Was glad of that occasion, and I fear

Hath turned her womanish conceit from me.

I’ll prove them both. Master, will’t please you buy

A basket of well-riped apricots?

LEANDER. I pray thee keep thy dainties; I am full

Of bitter sorrows as my hart can hold.

ALBERDURE. It may be, Master, your fair lady will.

HYANTHE. No, friend; my stomach is more full than his.

LEANDER. Where dwellest thou, friend?

ALBERDURE. Not far from hence, my lord.

LEANDER. Then thou knowest well which was the fatal stream

Wherein the young prince Alberdure was drowned?

ALBERDURE. I know not he was drowned, but oft have seen

The piteous manner of his lunacy;

In depth whereof he still would echo forth

A lady’s name that I have often heard,

Beauteous Hyanthe; but in such sad sort

As if his frenzy felt some secret touch

Of her unkindness and inconstancy,

And when his passions somewhat were appeased,

Affording him (it seemed) some truer sense.
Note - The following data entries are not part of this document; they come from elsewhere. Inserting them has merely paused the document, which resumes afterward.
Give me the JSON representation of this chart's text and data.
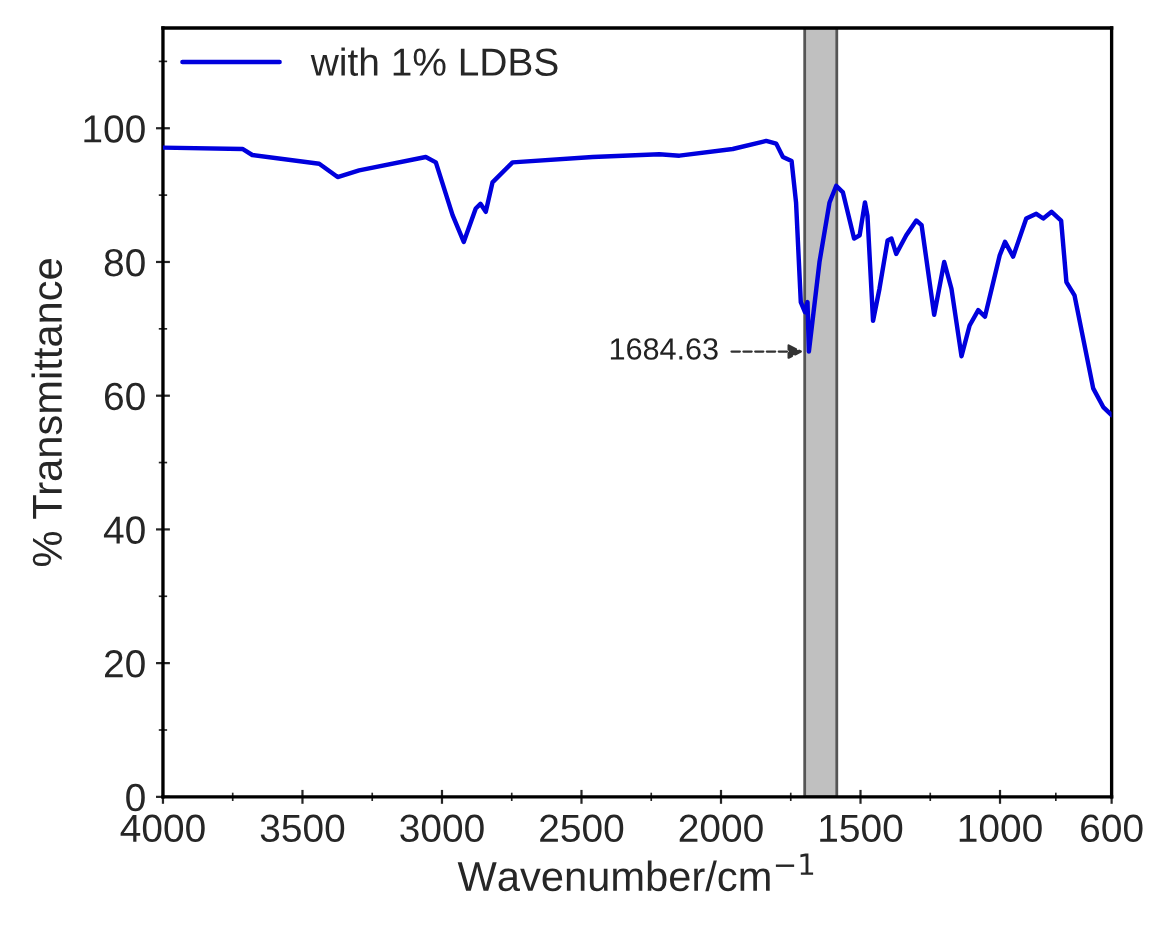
{
  "chart_data": {
    "type": "line",
    "xlabel": "Wavenumber/cm$^{−1}$",
    "ylabel": "% Transmittance",
    "xlim": [
      4000,
      600
    ],
    "ylim": [
      0,
      115
    ],
    "xticks": [
      4000,
      3500,
      3000,
      2500,
      2000,
      1500,
      1000,
      600
    ],
    "yticks": [
      0,
      20,
      40,
      60,
      80,
      100
    ],
    "grid": false,
    "legend": "top left",
    "marker": "none",
    "line_style": "solid",
    "bands": [
      {
        "axis": "x",
        "from": 1700,
        "to": 1585,
        "color": "#c0c0c0"
      }
    ],
    "annotations": [
      {
        "text": "1684.63",
        "x": 1685,
        "y": 66.6
      }
    ],
    "series": [
      {
        "name": "with 1% LDBS",
        "color": "#0000dd",
        "x": [
          4000,
          3715,
          3680,
          3440,
          3374,
          3297,
          3058,
          3022,
          2962,
          2922,
          2879,
          2862,
          2843,
          2819,
          2747,
          2460,
          2221,
          2149,
          1958,
          1838,
          1802,
          1778,
          1747,
          1731,
          1714,
          1699,
          1690,
          1685,
          1647,
          1611,
          1587,
          1563,
          1523,
          1503,
          1484,
          1475,
          1455,
          1432,
          1403,
          1389,
          1372,
          1336,
          1300,
          1281,
          1236,
          1200,
          1174,
          1138,
          1109,
          1078,
          1054,
          1001,
          982,
          953,
          906,
          870,
          845,
          815,
          781,
          762,
          733,
          666,
          630,
          600
        ],
        "values": [
          97.1,
          96.9,
          96.0,
          94.7,
          92.7,
          93.7,
          95.7,
          94.9,
          87.0,
          83.0,
          88.0,
          88.7,
          87.5,
          91.9,
          94.9,
          95.7,
          96.1,
          95.9,
          96.9,
          98.1,
          97.7,
          95.7,
          95.1,
          88.9,
          74.0,
          72.5,
          74.0,
          66.6,
          80.0,
          88.9,
          91.4,
          90.4,
          83.5,
          84.0,
          88.9,
          86.9,
          71.2,
          76.0,
          83.2,
          83.5,
          81.2,
          84.0,
          86.2,
          85.5,
          72.1,
          80.0,
          76.0,
          65.9,
          70.5,
          72.8,
          71.8,
          81.0,
          83.0,
          80.8,
          86.5,
          87.2,
          86.5,
          87.5,
          86.2,
          77.0,
          75.0,
          61.1,
          58.3,
          57.1
        ]
      }
    ]
  }
}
Of his estate, left in his fits alone

Then would he wring his hands, extremely weeping,

Exclaiming on the name of one Leander,

Calling him traitor and unworthy friend

So to forsake him in his misery.

LEANDER. Accursed I! Ô thou hast moved me more

Than if a thousand showers of venomed darts

With several pains at once had pricked my soul.

HYANTHE. O thou ordained to bear swords in thy tongue,

Dead thou hast struck me and I live no more.

ALBERDURE. It seems your honours loved him tenderly.

LEANDER. O my good friend, knewest thou how dear I loved him.

HYANTHE. Nay, knewest thou, honest friend, how dear I loved him.

ALBERDURE. I see, then, you would rejoice at his health.

LEANDER. As at my life, were it revived from death.

HYANTHE. As at my soul, were it preserved from hell.

ALBERDURE. Be then from death and hell recovered both

As I am now by your firm loves to me.

Admire me not, I am that Alberdure

Whom you thought drowned; that friend, that love am I.

LEANDER. Pardon, sweet friend.

HYANTHE. Pardon, my princely love.

ALBERDURE. Dear love, no further gratulations now

Lest I be seen and known; but, sweet Leander,

Do you conceal me in thy father’s house.

That I may now remain with my Hyanthe

And at our pleasures safely joy each other’s love.

LEANDER. I will (dear friend) and bless my happy stars

That give me means to so desired a deed.